It was no longer confined to Star Trek to scan an object and ‘beam’ it to another location. German scientists from Hasso Plattner Institute have successfully developed a similar machine using 3D technology and transport material, if not humans for now.
The new machine scans an object, destroys it, transmits over internet and rebuilds it at the destination using a 3D printer and as it resembles Star Trek machine, it was named “Scotty”, the chief engineer on the Starship Enterprise, who Captain Kirk order saying “Beam me up”.
Scientists at the Hasso Plattner Institute in Germany, said that the machine “relocates physical objects across distances”.
Scotty allows teleporting inanimate physical objects as of now. Each Scotty unit consists of an off-the-shelf 3D printer with a 3-axis milling machine, a camera, and a microcontroller for encryption/decryption and transmission.
Users place an object into the sender unit, enter the address of a receiver unit, and press the teleport button.

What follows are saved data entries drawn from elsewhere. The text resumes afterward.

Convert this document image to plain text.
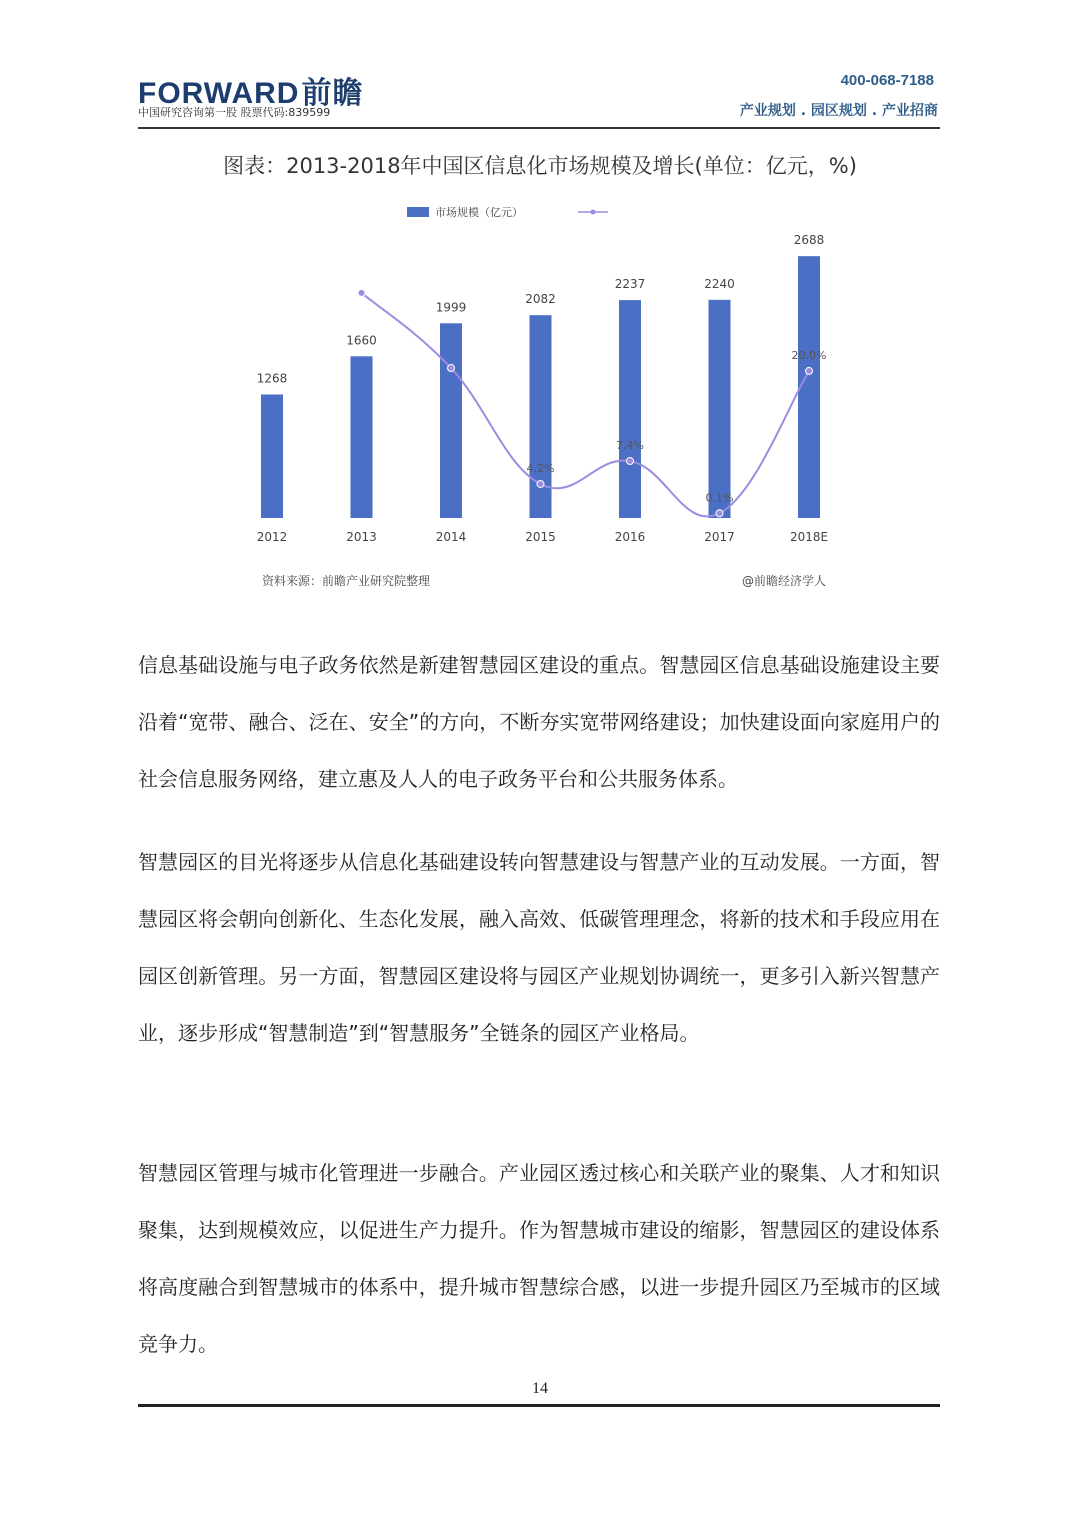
FORWARD前瞻
中国研究咨询第一股 股票代码:839599
400-068-7188
产业规划 . 园区规划 . 产业招商
图表：2013-2018年中国区信息化市场规模及增长(单位：亿元，%)
市场规模（亿元）
1268
2012
1660
2013
1999
2014
2082
2015
2237
2016
2240
2017
2688
2018E
4.2%
7.4%
0.1%
20.0%
资料来源：前瞻产业研究院整理	@前瞻经济学人
信息基础设施与电子政务依然是新建智慧园区建设的重点。智慧园区信息基础设施建设主要沿着“宽带、融合、泛在、安全”的方向，不断夯实宽带网络建设；加快建设面向家庭用户的社会信息服务网络，建立惠及人人的电子政务平台和公共服务体系。
智慧园区的目光将逐步从信息化基础建设转向智慧建设与智慧产业的互动发展。一方面，智慧园区将会朝向创新化、生态化发展，融入高效、低碳管理理念，将新的技术和手段应用在园区创新管理。另一方面，智慧园区建设将与园区产业规划协调统一，更多引入新兴智慧产业，逐步形成“智慧制造”到“智慧服务”全链条的园区产业格局。
智慧园区管理与城市化管理进一步融合。产业园区透过核心和关联产业的聚集、人才和知识聚集，达到规模效应，以促进生产力提升。作为智慧城市建设的缩影，智慧园区的建设体系将高度融合到智慧城市的体系中，提升城市智慧综合感，以进一步提升园区乃至城市的区域竞争力。
14
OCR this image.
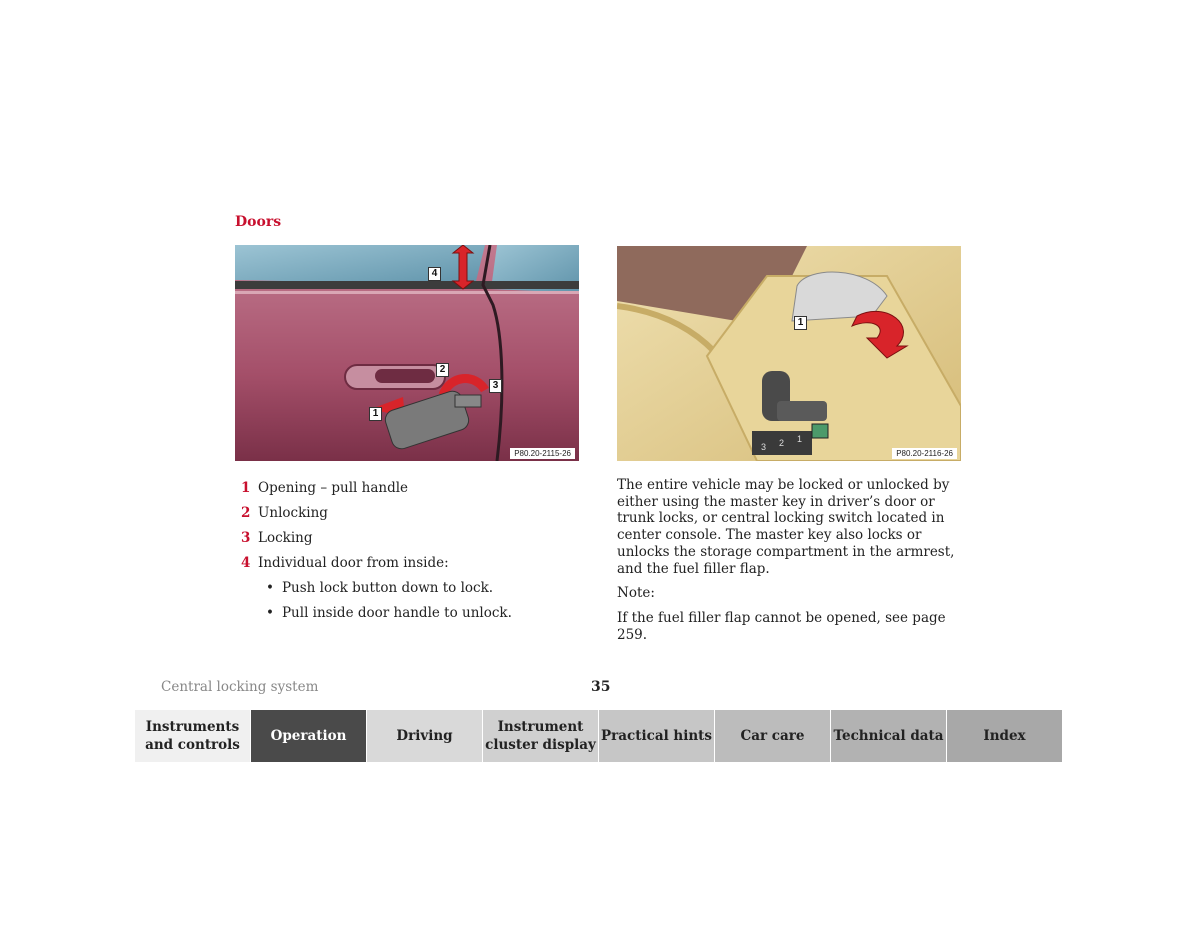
Doors
4
2
3
1
P80.20-2115-26
3 2 1
1
P80.20-2116-26
1 Opening – pull handle
2 Unlocking
3 Locking
4 Individual door from inside:
• Push lock button down to lock.
• Pull inside door handle to unlock.

The entire vehicle may be locked or unlocked by either using the master key in driver’s door or trunk locks, or central locking switch located in center console. The master key also locks or unlocks the storage compartment in the armrest, and the fuel filler flap.

Note:

If the fuel filler flap cannot be opened, see page 259.

Central locking system	35
Instruments and controls
Operation	Driving
Instrument cluster display
Practical hints	Car care	Technical data	Index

The sender unit then digitizes the object layer-by-layer, almost shaves off material using the built-in milling machine, takes a photo using the built-in camera, encrypts the layer using the public key of the receiver, and transmits it.
The receiving unit decrypts the layer in real-time and starts printing right away. Users thus see the object appear layer-by-layer on the receiver side as it disappears layer-by-layer at the sender side.
Scotty is different from previous systems that copy physical objects, as its destruction and encryption mechanism guarantees that only one copy of the object exists at a time.
Why does it destroy the original object?
Scientists said Scotty can help preserve the uniqueness and thus the emotional value of physical objects shared between friends and also it can address some of the licensing issues involved in fast electronic delivery of physical goods.